Jésus, dont la résurrection après sa crucifixion, humiliation suprême, est un message d’espérance et de vie pour tous ceux qui subissent l’humiliation.


« Sa miséricorde est de générations en générations sur ceux qui le craignent. »
La miséricorde de Dieu concerne tous les humains, elle est sur tous ceux qui choisissent la vie (Dt 30, 15). Cette miséricorde n’a pas de limite dans le temps : nous sommes aujourd’hui encore sous la miséricorde de Dieu.

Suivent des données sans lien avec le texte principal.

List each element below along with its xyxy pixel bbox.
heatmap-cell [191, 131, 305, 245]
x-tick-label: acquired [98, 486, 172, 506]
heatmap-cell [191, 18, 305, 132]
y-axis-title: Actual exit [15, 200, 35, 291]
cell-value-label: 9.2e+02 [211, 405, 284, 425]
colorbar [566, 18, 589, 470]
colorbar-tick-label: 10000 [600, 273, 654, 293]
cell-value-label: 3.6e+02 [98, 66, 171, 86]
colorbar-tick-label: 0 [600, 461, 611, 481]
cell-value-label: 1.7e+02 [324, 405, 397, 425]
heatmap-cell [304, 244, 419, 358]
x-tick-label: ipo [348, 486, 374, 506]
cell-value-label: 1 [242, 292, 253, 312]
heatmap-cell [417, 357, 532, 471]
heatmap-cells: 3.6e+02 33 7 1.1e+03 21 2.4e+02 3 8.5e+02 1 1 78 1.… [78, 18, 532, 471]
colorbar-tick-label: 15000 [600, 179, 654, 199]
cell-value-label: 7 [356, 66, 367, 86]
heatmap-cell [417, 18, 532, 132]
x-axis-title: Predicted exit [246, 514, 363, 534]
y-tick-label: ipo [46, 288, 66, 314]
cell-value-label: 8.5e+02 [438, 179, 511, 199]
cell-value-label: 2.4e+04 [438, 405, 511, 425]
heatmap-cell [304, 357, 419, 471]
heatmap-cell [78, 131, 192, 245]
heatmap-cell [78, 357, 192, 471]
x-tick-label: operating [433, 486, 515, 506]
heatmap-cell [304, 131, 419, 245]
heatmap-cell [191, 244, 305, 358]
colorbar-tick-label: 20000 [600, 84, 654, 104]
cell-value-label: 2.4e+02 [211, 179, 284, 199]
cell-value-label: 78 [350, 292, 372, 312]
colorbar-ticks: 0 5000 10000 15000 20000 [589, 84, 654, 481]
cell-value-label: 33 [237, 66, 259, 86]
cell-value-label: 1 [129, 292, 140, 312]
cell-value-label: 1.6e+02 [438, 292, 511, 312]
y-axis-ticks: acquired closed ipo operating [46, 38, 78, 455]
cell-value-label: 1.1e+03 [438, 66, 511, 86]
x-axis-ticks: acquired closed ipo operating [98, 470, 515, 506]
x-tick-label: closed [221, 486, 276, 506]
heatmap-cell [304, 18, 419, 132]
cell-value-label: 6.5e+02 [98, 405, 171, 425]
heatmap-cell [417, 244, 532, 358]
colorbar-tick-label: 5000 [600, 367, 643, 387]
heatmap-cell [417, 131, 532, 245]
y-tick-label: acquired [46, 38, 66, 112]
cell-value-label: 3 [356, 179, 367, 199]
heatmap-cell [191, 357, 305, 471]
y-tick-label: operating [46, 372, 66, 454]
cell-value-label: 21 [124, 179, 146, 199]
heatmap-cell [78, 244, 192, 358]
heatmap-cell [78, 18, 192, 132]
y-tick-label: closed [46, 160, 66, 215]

« Il a dispersé les orgueilleux. Il a renversé les puissants de leurs trônes, et il a élevé les humbles. »
Cette action n’est certainement pas celle d’un Dieu tout-puissant, qui agit aux lieux et places des êtres humains. Ce n’est pas non plus celle d’un Dieu qui demande aux humains de réaliser ce qui est au-dessus de leurs forces, hors de leur portée (Dt 30, 11-14). Il nous invite au contraire à nous s’appuyer sur le souffle divin qui est en nous et à mettre en pratique l’enseignement des Écritures et celui de Jésus.


Nous voici au cœur du message de Jésus Christ, un message brûlant d’actualité au XXI e  siècle ! Il conduit ceux qui l’écoutent sur les chemins de l’assomption.

1 Le mot grec tapeinôsis a pour sens « humiliation », et pas « humble » ou « humilité » comme il est trop souvent traduit, notamment dans les traductions officielles de l’Église catholique.